The final episode of Godless centers on the climactic showdown between the women of La Belle, and the Griffin Gang from whom Roy is fleeing. This showdown sparks the most ferocious and spectacular gun battle in any contemporary small-screen Western. The real heroes of the series go down in a blaze of glory to repel the villains successfully.
The Big Valley
Jarrod’s Quick Thinking Saves Victoria Barkley
In the final full decade of her screen career, Barbara Stanwyck became one of the greatest Western TV actors of all time, with her formidable ranching matriarch Victoria Barkley in The Big Valley among the genre’s foremost roles in the late 1960s. In arguably the most suspenseful TV ending of its day, Barkley almost loses her life in The Big Valley’s final moments.
Two brothers hold Stanwyck’s character responsible for the execution of their father, as it was her testimony that secured his conviction. Victoria Barkley seems certain to die when both brothers ambush her at home with pistols at the ready.
Just in time, her son Jarrod happens to overhear the commotion they cause, and gets the better of them both in a shootout using an ingenious clothes-stand decoy. This thrilling ending to the four-season Western series combines genuine peril with an exhibition of sharpshooting set-piece mastery.
1883
A Moving Origin Story
There seems to be a running theme of women dying young in the Yellowstone franchise, and this prequel miniseries is no exception. However, in 1883, the death of Elsa Dutton is an appropriately tragic ending, reflecting the extent of the hardship the family has to endure en route to their future homestead in Montana.
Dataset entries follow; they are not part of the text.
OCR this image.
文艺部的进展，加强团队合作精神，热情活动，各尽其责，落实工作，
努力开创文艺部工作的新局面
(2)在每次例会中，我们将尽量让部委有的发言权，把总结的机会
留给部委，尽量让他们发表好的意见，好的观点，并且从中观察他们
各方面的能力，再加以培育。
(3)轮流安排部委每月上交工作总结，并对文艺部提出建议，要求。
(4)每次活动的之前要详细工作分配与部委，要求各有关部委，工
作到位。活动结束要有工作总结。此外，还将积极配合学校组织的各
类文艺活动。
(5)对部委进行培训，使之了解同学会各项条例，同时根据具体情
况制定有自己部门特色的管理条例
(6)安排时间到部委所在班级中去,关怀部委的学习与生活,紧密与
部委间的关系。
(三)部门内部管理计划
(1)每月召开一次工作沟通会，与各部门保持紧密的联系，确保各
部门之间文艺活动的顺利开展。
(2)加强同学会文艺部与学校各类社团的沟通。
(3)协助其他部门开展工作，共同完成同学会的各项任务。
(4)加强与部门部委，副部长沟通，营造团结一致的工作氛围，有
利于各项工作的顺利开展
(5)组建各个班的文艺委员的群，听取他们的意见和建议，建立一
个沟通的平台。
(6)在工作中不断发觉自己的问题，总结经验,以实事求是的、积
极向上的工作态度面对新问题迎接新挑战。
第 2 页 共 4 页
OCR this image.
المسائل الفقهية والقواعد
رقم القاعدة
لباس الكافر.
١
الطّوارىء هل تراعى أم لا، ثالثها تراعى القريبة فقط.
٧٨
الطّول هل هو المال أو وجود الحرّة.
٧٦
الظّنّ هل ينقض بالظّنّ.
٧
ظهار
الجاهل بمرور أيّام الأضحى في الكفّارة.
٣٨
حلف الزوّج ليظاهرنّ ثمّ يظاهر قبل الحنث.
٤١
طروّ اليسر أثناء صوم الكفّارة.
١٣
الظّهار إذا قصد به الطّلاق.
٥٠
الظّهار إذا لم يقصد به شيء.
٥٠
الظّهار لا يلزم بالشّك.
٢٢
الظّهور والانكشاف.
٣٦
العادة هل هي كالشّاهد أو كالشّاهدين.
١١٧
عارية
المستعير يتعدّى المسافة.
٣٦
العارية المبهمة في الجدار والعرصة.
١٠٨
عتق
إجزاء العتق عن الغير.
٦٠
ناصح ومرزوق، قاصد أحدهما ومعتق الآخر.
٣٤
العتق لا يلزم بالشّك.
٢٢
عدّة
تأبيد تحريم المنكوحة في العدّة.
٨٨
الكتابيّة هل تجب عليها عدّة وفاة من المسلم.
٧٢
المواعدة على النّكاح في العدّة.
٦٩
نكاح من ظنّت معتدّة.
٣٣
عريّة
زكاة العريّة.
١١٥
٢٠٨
She isn’t the only main character to die in the show’s agonizing finale episode, either, as Sam Elliott’s Shea Brennan commits suicide having fulfilled his final promise to his wife that he’d reach the Pacific Ocean. He has nothing else to live for, and is still suffering from the traumas he’s endured on his journey across the continent.
While 1883’s ending is anything but happy, it feels thoroughly true to the show. What’s more, it does contain the seeds of a more hopeful future.
We see a leader of the indigenous Crow tribe point the Dutton family towards the place that will become their home for more than a century. At the same time, he divines the prediction that the land will one day be returned to the tribe, as it is during Yellowstone’s finale.
Longmire
Walt Names His Successor
Walt Longmire is arguably the best sheriff in TV Westerns, but even he has to give up the ghost eventually, as the show’s fitting finale episode demonstrates. It turns out that Walt was only reluctant to retire because he didn’t trust any of his fellow Absaroka County police officers to replace him.
In a poetic twist that’s delivered in the beautifully understated manner we’ve come to associate with the series and its central character, he surprises his daughter Cady by naming her as his successor. Even though Cady doesn’t work for the police, she knows the law better than anyone else in the county, and has Walt’s full confidence.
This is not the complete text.